Les modifications environnementales favorables suivantes peuvent être proposées : placer l’enfant près d’une fenêtre où il aura plus de lumière pour lire ; lui permettre d’écrire avec des stylos-feutres (car ils produisent un trait plus épais, ce qui rend l’écriture de l’enfant plus lisible) ; ou encore encourager l’enfant à porter un chapeau ou une casquette pour éviter d’être ébloui, en particulier à l’extérieur.

Les aides visuelles destinées à l’enfant malvoyant peuvent être réparties en trois catégories : aides optiques, aides non optiques et aides électroniques.

Aides visuelles optiques

La plupart des enfants souffrant de basse vision peuvent augmenter de façon significative leur acuité visuelle de près : soit en utilisant leur excellente capacité de mise au point sur des objets proches (accommodation), soit en plissant les yeux pour produire un effet sténopéique si leur pouvoir d’accommodation est insuffisant. Un enfant malvoyant obtient généralement le grossissement nécessaire en employant ce qu’on peut appeler « la méthode du rapprochement », c’est-àdire en rapprochant ses yeux de l’objet qu’il souhaite voir plus en détail. Le grossissement obtenu de cette façon est appelé « grossissement par la distance relative ».

Lorsque l’enfant ne voit pas suffisamment clairement un objet proche, il a alors besoin d’une loupe. Il en existe plusieurs types :

Lunettes grossissantes. Hong Kong Society for the Blind
Lunettes grossissantes. Hong Kong Society for the Blind

Lunettes grossissantes

Les enfants préfèrent souvent utiliser des « lunettes à verres grossissants » ; cela ne les gêne pas de lire ou de travailler de très près et, à leur âge, ils n’ont pas de grands bras, sont plus « souples » et s’adaptent mieux que les adultes. Les lunettes à verres grossissants offrent un large champ de vision et diminuent la fatigue oculaire ; l’enfant peut donc lire plus longtemps sans vite se fatiguer. (Par opposition, les adultes dont la vision diminue à un âge plus avancé n’aiment généralement pas lire de très près). Les lunettes à verres grossissants laissent les mains libres, ce qui est un autre avantage. Leur plus gros désavantage, par contre, est qu’elles imposent une faible distance de travail, ce qui entraîne des céphalées et des douleurs dans la nuque lors d’un usage prolongé.
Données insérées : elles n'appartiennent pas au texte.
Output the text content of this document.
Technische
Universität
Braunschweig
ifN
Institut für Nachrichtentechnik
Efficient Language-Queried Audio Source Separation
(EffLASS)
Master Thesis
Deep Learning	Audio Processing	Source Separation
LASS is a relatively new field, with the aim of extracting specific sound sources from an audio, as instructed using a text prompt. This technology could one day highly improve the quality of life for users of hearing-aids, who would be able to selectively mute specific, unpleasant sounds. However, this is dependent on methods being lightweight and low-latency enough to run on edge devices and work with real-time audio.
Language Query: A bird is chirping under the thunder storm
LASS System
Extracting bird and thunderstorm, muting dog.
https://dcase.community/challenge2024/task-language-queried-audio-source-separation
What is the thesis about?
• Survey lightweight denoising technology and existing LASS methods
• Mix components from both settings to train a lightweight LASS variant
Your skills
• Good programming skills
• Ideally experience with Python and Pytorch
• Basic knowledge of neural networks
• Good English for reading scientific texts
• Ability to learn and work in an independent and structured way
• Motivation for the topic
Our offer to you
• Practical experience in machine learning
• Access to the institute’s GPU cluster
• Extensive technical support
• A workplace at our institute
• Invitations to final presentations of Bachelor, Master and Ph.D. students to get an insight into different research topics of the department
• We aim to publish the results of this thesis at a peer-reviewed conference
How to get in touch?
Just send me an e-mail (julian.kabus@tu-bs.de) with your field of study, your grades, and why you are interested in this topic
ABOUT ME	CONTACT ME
Loupes à main. Hong Kong Society for the Blind
Loupes à main. Hong Kong Society for the Blind

Loupes à main

Les enfants malvoyants aiment utiliser les loupes à main parce qu’elles sont faciles à manipuler1. Elles offrent un grossissement « à géométrie variable » : l’enfant peut faire varier à son gré à la fois la distance entre la loupe et l’objet (ou le texte) et la distance entre son œil et la loupe. Plus la distance entre la loupe et l’objet est grande (à condition de demeurer inférieure à la distance focale de la loupe), plus le grossissement sera important. En diminuant la distance entre l’œil et la loupe, l’enfant augmentera également le grossissement. Il peut donc choisir la distance de travail qui convient le mieux à chacune de ses activités en lui procurant le plus de confort visuel, et ce, en fonction de la taille de l’objet ou du texte. Ce type d’aide visuelle offre à l’utilisateur de forts grossissements et un éclairage intégré ; c’est donc un bon choix pour les enfants qui ont besoin d’un apport de lumière important2, comme ceux qui présentent une rétinite pigmentaire ou une maculopathie.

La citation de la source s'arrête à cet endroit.